Yes, agreed about your improved handling in #1378. I had a note to myself to go back in and fix anything up on that front after merging with devel, as needed, but happy for you to do it now.

And happy for you to make the other suggested changes directly.

perrydv commented 9 months ago

@paciorek A couple of questions: It looks like R's integrate also returns the number of subdivisions use in the integration. It looks like we have access to that internally and could include it to make the return vector be length 4. Did you not want to do that or should we do that to be more complete? Also, the R-style lazy evaluation defaults of abs.tol = rel.tol can't work in compiled code, so I will make rel.tol default to the same as abs.tol's default. That does mean that changing rel.tol will not automatically change abs.tol by default.

paciorek commented 9 months ago

I believe I left out the number of subdivisions because it is controlled by the user so it didn't seem necessary to tell them what they put in.
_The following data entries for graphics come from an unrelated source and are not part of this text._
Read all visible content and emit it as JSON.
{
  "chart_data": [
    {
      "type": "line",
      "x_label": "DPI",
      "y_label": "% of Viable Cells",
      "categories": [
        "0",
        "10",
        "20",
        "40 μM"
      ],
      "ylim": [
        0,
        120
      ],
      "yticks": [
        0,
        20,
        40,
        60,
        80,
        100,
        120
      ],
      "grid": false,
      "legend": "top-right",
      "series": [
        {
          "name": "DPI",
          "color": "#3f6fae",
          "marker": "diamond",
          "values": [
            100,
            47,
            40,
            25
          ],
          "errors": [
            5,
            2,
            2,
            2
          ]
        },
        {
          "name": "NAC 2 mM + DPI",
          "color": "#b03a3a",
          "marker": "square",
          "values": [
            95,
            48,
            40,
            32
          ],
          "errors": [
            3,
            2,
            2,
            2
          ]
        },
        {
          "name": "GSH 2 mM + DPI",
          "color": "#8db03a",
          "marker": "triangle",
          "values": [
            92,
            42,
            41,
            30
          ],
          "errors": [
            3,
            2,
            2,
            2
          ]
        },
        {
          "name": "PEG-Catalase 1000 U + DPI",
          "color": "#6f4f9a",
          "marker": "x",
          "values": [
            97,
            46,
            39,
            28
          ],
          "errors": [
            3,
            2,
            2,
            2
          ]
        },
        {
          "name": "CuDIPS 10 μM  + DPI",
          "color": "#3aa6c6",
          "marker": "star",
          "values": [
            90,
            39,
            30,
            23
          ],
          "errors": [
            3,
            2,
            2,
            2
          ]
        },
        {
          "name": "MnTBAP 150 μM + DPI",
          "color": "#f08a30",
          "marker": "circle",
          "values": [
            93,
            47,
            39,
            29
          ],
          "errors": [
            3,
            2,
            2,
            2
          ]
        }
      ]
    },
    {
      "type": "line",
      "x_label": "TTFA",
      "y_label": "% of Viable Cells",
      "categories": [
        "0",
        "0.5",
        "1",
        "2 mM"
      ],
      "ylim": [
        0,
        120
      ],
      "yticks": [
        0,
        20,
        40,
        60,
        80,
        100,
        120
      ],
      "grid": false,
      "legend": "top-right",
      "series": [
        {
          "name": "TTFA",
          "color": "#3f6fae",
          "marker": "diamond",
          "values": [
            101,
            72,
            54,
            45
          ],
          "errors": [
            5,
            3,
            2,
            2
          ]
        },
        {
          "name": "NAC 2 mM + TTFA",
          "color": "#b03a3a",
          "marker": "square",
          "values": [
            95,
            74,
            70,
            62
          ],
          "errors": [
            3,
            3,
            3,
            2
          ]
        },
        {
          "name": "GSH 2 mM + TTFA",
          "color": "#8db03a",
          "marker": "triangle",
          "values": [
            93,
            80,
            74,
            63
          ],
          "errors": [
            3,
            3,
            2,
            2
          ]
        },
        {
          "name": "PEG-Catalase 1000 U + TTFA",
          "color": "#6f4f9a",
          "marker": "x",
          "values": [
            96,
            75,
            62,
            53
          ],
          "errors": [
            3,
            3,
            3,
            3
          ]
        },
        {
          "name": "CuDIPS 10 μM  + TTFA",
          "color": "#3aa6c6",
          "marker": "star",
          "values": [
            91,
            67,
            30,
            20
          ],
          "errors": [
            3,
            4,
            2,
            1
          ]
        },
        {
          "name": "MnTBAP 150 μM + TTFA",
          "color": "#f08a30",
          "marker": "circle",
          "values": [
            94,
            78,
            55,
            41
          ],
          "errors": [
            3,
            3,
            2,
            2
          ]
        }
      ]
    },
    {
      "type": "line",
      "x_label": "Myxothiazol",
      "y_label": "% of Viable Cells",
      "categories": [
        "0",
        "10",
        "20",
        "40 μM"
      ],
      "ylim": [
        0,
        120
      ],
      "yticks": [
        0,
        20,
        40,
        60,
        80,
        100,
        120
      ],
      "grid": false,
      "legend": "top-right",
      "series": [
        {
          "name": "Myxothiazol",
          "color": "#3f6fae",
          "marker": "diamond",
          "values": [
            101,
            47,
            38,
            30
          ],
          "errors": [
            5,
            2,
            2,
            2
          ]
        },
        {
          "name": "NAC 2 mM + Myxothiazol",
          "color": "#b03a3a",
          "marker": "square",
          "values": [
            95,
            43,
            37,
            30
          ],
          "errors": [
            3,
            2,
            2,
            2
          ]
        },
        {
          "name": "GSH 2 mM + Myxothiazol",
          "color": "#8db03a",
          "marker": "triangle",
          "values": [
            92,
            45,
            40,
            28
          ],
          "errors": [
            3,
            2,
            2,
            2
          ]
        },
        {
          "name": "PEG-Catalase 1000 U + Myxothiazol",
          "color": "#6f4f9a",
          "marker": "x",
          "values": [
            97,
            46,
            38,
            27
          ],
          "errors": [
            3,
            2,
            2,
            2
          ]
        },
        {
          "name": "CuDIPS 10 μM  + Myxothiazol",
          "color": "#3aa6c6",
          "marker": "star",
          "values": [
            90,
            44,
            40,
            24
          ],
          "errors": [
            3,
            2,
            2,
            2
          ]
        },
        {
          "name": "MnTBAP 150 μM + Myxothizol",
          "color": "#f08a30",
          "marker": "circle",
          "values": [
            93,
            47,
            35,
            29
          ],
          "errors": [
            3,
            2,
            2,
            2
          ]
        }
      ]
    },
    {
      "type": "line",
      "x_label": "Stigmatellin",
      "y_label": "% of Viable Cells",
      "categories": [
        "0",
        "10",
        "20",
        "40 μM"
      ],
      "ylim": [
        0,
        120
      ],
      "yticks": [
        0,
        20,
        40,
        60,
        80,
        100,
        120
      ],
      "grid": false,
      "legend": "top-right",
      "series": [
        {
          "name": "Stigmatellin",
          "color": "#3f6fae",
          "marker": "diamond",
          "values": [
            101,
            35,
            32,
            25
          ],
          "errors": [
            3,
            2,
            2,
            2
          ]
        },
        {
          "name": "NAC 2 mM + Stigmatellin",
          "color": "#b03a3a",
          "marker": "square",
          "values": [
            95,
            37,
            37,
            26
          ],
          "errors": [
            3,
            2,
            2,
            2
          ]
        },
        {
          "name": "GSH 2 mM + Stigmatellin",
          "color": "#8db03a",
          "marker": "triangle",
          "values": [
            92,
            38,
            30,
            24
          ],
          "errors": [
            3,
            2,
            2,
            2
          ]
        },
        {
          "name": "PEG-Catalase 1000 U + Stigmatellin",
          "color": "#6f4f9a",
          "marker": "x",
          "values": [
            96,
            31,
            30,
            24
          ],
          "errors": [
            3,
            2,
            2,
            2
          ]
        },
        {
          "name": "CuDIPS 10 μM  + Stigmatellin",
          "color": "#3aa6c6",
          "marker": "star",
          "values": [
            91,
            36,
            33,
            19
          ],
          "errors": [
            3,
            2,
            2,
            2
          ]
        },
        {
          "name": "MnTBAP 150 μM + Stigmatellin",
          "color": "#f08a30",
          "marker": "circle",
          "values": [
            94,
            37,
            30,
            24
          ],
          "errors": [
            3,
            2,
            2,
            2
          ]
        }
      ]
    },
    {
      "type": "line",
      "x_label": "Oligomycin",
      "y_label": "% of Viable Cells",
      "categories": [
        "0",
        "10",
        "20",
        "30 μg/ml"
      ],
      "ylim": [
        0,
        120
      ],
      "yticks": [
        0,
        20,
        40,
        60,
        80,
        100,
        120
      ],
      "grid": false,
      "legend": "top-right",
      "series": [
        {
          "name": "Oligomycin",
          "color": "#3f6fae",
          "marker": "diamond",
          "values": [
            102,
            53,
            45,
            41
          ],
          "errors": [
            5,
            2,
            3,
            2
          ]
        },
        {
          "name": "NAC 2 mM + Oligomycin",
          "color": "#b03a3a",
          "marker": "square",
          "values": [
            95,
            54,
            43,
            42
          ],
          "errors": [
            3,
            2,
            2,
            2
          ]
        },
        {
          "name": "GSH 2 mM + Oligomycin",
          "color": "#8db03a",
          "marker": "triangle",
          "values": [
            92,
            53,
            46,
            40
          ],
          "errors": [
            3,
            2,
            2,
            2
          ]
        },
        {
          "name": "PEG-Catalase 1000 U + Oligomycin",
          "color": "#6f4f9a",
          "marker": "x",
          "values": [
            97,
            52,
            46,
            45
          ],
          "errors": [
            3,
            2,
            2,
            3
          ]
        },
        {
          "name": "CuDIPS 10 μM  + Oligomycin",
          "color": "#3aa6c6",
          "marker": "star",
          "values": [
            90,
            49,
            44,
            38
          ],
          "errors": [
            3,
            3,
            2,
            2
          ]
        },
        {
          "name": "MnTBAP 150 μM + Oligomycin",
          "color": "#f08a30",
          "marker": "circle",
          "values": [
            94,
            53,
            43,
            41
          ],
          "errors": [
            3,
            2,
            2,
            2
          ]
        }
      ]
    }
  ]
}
As far as lazy eval, I was trying to mimic what we do with the args of the gamma distribution (scale and rate), and really thought I had done it correctly in the keyword processing. Can you say more about what the integrate keyword processing is doing wrong? That all happens at compile time, so aren't we free to be quite flexible about how we transform the code that a user provides?

perrydv commented 9 months ago

@paciorek Take a look at what I did here. A remaining use case that we could try to support would be using nimIntegrate directly in a model. But I suspect we are happy to defer that because it is easy enough to write a nimbleFunction to wrap a call to nimIntegrate, as you demonstrated in test-integrate. See test-integrate to walk through the changes in functionality that I made.

perrydv commented 9 months ago

I'm now catching comments in the thread that I didn't see before I pushed code.

BTW having param be an expression should now work and is shown in testing.

paciorek commented 9 months ago

Testing hung on test-ADlaplace, presumably unrelated to this PR. I'm merging and we'll deal with any actual issues on devel.